# Parking at WM San Francisco



## DaveNV (Oct 4, 2018)

We’re staying at WM San Francisco for a few nights mid-week. The resort info says there is no parking there, but there are options, including Valet with in/out privileges.

Can someone explain how it works? Do I just pull up to the resort, unload, and then... ? I don’t want to hand the keys to just anyone. 

What do I need to know?

Dave


----------



## DeniseM (Oct 4, 2018)

There is a bell captain/valet desk right at the front door - they will help you with valet parking.  I'd call first for more info - it's likely to be expensive.  Another option would be to take BART from the airport into the city, and then a cab a few blocks to WM, if you don't feel like walking or have too much luggage, and then don't rent a car until you are ready to leave town.


----------



## Passepartout (Oct 4, 2018)

How about you pick up the phone and ask??? I know, how quaint.  We are doing a long weekend in Portland next month (el cheapo Travelzoo deal) and it said $33/night self park and $50+ valet. So that goes some way towards flying in and using the light rail into town and while we are there. San Fran might be similar.


----------



## clifffaith (Oct 4, 2018)

The main thing you need to know about Worldmark SF is to never under any circumstances walk down the stairwell from street level where Wmk is to the street below that. The resort is in an area that sort of acts like a bridge over another street. Stairwell is used as a latrine by the homeless.


----------



## DaveNV (Oct 4, 2018)

Passepartout said:


> How about you pick up the phone and ask??? I know, how quaint.  We are doing a long weekend in Portland next month (el cheapo Travelzoo deal) and it said $33/night self park and $50+ valet. So that goes some way towards flying in and using the light rail into town and while we are there. San Fran might be similar.
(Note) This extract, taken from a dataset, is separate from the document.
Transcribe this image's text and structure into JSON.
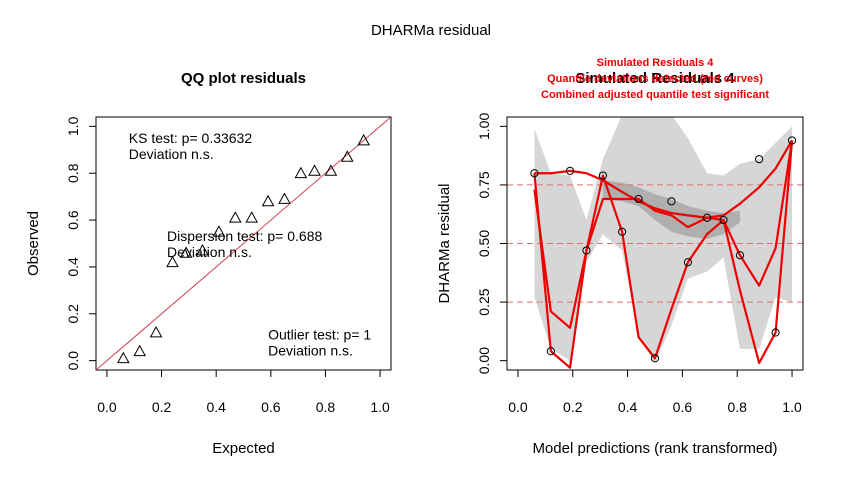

Well, certainly, Captain Snarky, I could call them. That isn’t the point. I just thought it might be best to start with Tuggers, who may have experience with parking options there. The resort may offer one thing, and not mention a second choice that may be nearby. 

We aren’t flying into San Francisco. We’re flying to Sacramento for an eight day trip visiting family that includes three nights in SF in the middle of it all. Leaving the car and taking the BART might work, but if we opt to drive to Muir Woods or something, having the car will be nice. No firm decisions have been made, which is kind of what this thread was for - making choices.

Dave


----------



## DaveNV (Oct 4, 2018)

clifffaith said:


> The main thing you need to know about Worldmark SF is to never under any circumstances walk down the stairwell from street level where Wmk is to the street below that. The resort is in an area that sort of acts like a bridge over another street. Stairwell is used as a latrine by the homeless.
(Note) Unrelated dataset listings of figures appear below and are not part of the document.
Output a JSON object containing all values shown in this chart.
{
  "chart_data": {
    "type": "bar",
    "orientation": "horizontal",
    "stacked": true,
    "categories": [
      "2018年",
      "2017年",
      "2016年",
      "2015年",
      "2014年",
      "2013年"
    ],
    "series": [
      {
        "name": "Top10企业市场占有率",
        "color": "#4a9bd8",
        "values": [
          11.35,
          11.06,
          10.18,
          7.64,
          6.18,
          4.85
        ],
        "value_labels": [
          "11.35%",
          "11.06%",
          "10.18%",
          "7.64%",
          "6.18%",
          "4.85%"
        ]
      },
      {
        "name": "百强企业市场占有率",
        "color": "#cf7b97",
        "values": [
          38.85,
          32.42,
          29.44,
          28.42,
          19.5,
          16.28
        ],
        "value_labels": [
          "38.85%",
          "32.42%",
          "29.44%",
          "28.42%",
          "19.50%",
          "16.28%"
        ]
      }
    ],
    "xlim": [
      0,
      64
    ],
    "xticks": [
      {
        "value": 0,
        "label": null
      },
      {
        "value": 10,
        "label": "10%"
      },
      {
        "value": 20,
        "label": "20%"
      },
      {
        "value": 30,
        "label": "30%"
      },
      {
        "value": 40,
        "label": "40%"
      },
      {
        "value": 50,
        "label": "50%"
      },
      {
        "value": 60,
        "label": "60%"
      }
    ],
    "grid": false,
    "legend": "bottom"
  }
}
Eeeww. Thanks for the warning!

Dave


----------



## DaveNV (Oct 4, 2018)

DeniseM said:


> There is a bell captain/valet desk right at the front door - they will help you with valet parking.  I'd call first for more info - it's likely to be expensive.  Another option would be to take BART from the airport into the city, and then a cab a few blocks to WM, if you don't feel like walking or have too much luggage, and then don't rent a car until you are ready to leave town.
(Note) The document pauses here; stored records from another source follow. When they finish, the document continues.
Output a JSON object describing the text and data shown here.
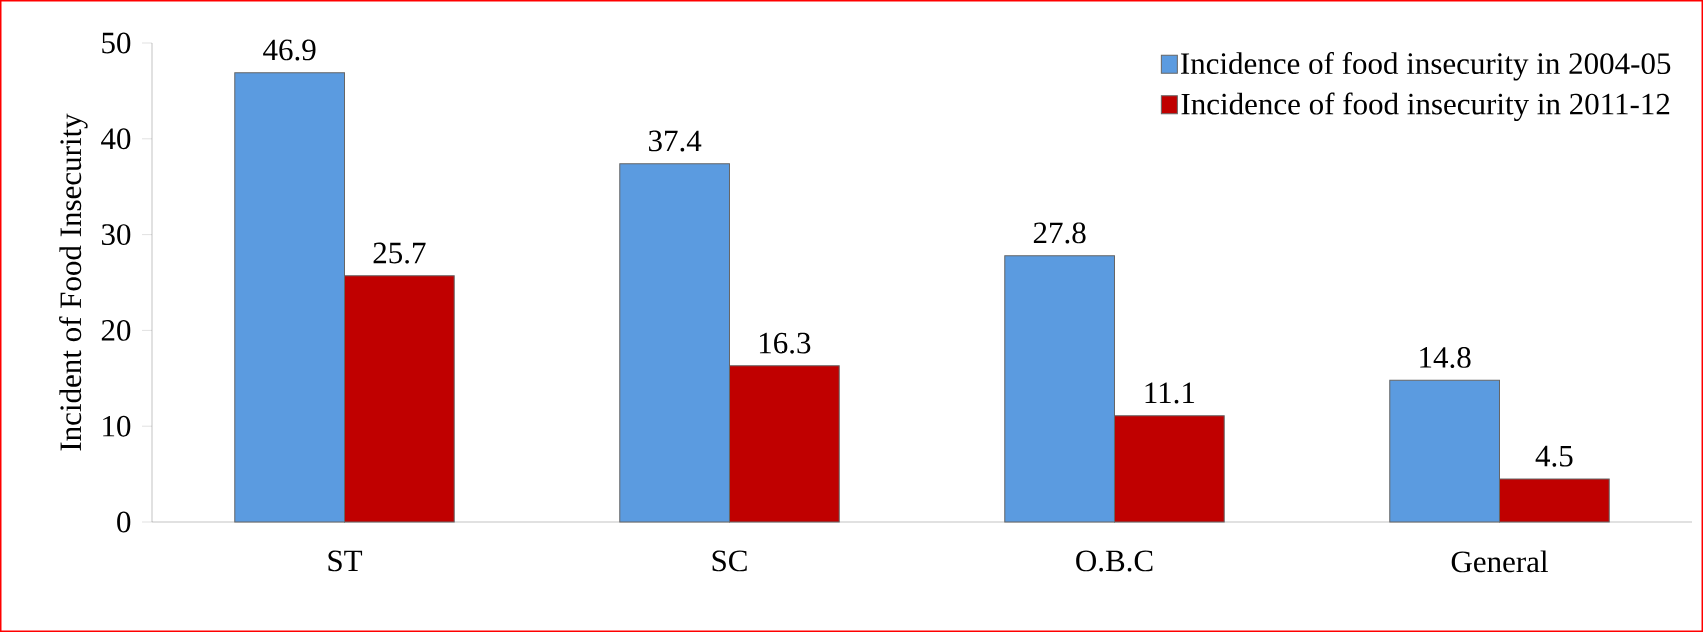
{
  "chart_data": {
    "type": "bar",
    "ylabel": "Incident of Food Insecurity",
    "categories": [
      "ST",
      "SC",
      "O.B.C",
      "General"
    ],
    "series": [
      {
        "name": "Incidence of food insecurity in 2004-05",
        "color": "#5b9be0",
        "values": [
          46.9,
          37.4,
          27.8,
          14.8
        ]
      },
      {
        "name": "Incidence of food insecurity in 2011-12",
        "color": "#c00000",
        "values": [
          25.7,
          16.3,
          11.1,
          4.5
        ]
      }
    ],
    "ylim": [
      0,
      50
    ],
    "yticks": [
      0,
      10,
      20,
      30,
      40,
      50
    ],
    "data_labels": true,
    "legend": "top right",
    "grid": false
  }
}
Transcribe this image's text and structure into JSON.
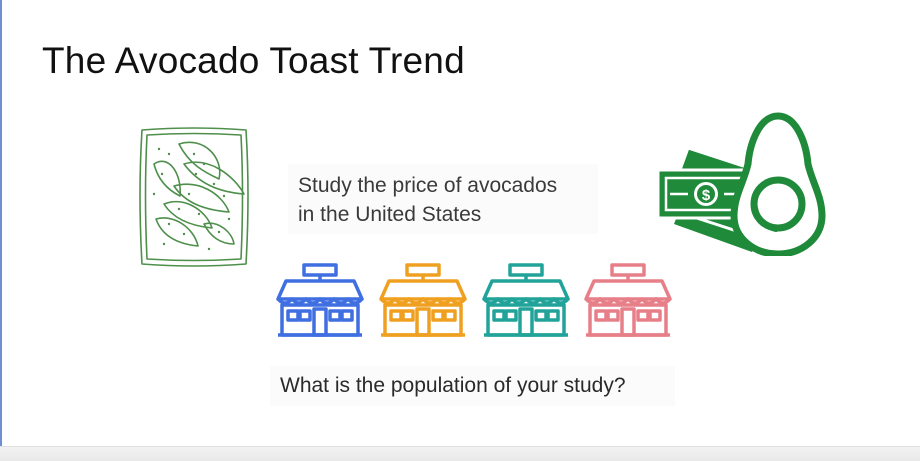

Thanks, Denise. I will definitely call ahead if that turns out to be the way to go. The website indicated Valet with in/out privileges is only $7 a day more than regular parking. For that, it may be easier to have them park the car. 

Dave


----------



## rickandcindy23 (Oct 4, 2018)

clifffaith said:


> The main thing you need to know about Worldmark SF is to never under any circumstances walk down the stairwell from street level where Wmk is to the street below that. The resort is in an area that sort of acts like a bridge over another street. Stairwell is used as a latrine by the homeless.


Oh my goodness.


----------



## vacationtime1 (Oct 4, 2018)

The Worldmark SF is across the street from a 12 story parking garage (Sutter/Stockton).  One entrance is on Bush Street -- directly across the street from Worldmark.  I'm certain that's where the valet would park your car.

iirc, parking is $33/day without in/out privileges.  But that is the maximum, some hours are cheaper than others, and if you are out during the afternoon, the remainder of the 24 hours is probably a bit less (I pay $380/mo to park there).


----------



## breezez (Oct 4, 2018)

clifffaith said:


> The main thing you need to know about Worldmark SF is to never under any circumstances walk down the stairwell from street level where Wmk is to the street below that. The resort is in an area that sort of acts like a bridge over another street. Stairwell is used as a latrine by the homeless.


I was there April last year we were down by the mall in union square and a homeless lady in what looked to be her 30’s just dropped her pants aimed hiny at street and started peeing....  People just walked by her like that was normal.


----------



## ecwinch (Oct 4, 2018)

In my visits there I have parked at the Daly City BART station - you have to reserve overnight parking thru there website (https://www.select-a-spot.com/bart/reservations/facilities/?type=long_term) for $7 for weekdays - free on weekends. The last night of our stay we typically book a local garage using parkingwhiz.com.  The last time we actually were able to book the same garage the Wyndham uses for half the price.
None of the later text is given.